遠浅
その微笑が やがて私を壊すように
強く強く 心に願う
「本匠さん」
男の声ってのは、何でこんなに耳障りなんだろう。
目の前の彼の表情は、窓からの西日に遮られて読み取れない。
確か隣のクラスの、名も知らぬ誰か。
放課後の教室に呼び出すなんて、あまりに少女漫画的で笑わせる。
どうせなら校舎裏とか、もっとそれっぽい場所にすればいいのに、なんてぼんやりと思考を巡らせる。
「俺と、付き合ってください」
嫌です、なんて即答してしまいたくなって、少し笑った。
同じこと、あの子に言われるのなら、こんなに嬉しいことはないのに。
この人はあたしのこと、何も知らないのかな。
あたしが熱烈に彼女に夢中なこととか、基本的に女の子が好きなこととか。知ってたら告白なんてしない?
「ごめんなさい。好きな人がいるから」
「井上さんのこと?」
なんだ。知ってるんだ。
知ってるのにどうして?
女の子が好きなんて、単なるポーズだと思ってるのかな。
ほんの少し俯いて、唇を噛む。
男なんてつまらない。
あたしには、ヒメがいればいいのに。
見知らぬ彼とは違う、柔らかな声で私を呼んで。
小首を傾げて、困ったように笑って。
それ以外は、いらないのよ。
「井上さんは、女の子だよ」
「だから何?」
想像以上に硬い声が出て、自分でも驚いた。
報われないことなんて判ってる。
一緒になんてなれやしない。
それでも。
男なんかといるより、あたしはヒメを見ていたいの。
見詰め合うことなんてできない。
あたしだけがずっと、彼女の背中を見てる。
それでも構わない。
もう何度も、自分に言い聞かせたことだから。
「本気なの?」
呆れたような彼の声に、目を上げて笑う。
深く、深く。自分にできる限りの艶やかな笑み。
あなたはあたしの、何も知らないくせに。
テニスやってる姿に惹かれました? 廊下で擦れ違うたびに振り向いてました? そんなの、何の意味もない。

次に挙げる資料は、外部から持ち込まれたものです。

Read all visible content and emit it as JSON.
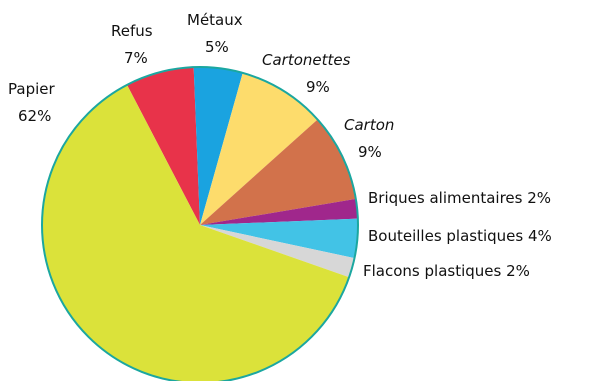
{
  "chart_data": {
    "type": "pie",
    "title": "",
    "slices": [
      {
        "name": "Papier",
        "value": 62,
        "label": "62%",
        "color": "#dbe23a"
      },
      {
        "name": "Refus",
        "value": 7,
        "label": "7%",
        "color": "#e8334a"
      },
      {
        "name": "Métaux",
        "value": 5,
        "label": "5%",
        "color": "#1aa3e0"
      },
      {
        "name": "Cartonettes",
        "value": 9,
        "label": "9%",
        "color": "#fddc6c"
      },
      {
        "name": "Carton",
        "value": 9,
        "label": "9%",
        "color": "#d2724b"
      },
      {
        "name": "Briques alimentaires",
        "value": 2,
        "label": "2%",
        "color": "#a0278c"
      },
      {
        "name": "Bouteilles plastiques",
        "value": 4,
        "label": "4%",
        "color": "#42c3e6"
      },
      {
        "name": "Flacons plastiques",
        "value": 2,
        "label": "2%",
        "color": "#d7d7d7"
      }
    ],
    "outline_color": "#1ba7a0",
    "legend": "none (labels placed next to slices)"
  }
}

彼女を好きなあたしを認められないのなら、それはあたしの全てを否定したのと同じことなのよ。
自分と趣味の合わない相手と付き合うのは苦痛だし、あたしと同じ趣味の男は、あたしなんか好きにならない。
我ながら、因果な性格だとは思うけど。
世界はこんなに可愛い女の子たちで溢れてるのに、よりによってあたしに目をつけるような趣味の悪い男は、こっちから願い下げなのよ。
「さよなら」
笑顔のままで言い放って踵を返す。
ヒメに逢いたい。泣いてしまう前に、彼女に触れたい。
毎日毎日、その姿を渇望する。
彼女があたしの上に君臨してくれればいいのにと思う。
もっとあたしを独占して、あたしの全てを支配すればいい。
他の男なんて寄って来られないくらいに。
あたしの身も心も、完全にあの子のものになれればいいのに。
千鶴→織姫。
千鶴のぐるぐるした思考を書くのが楽しいです。
最近めっきり雨竜を書いてない気が……。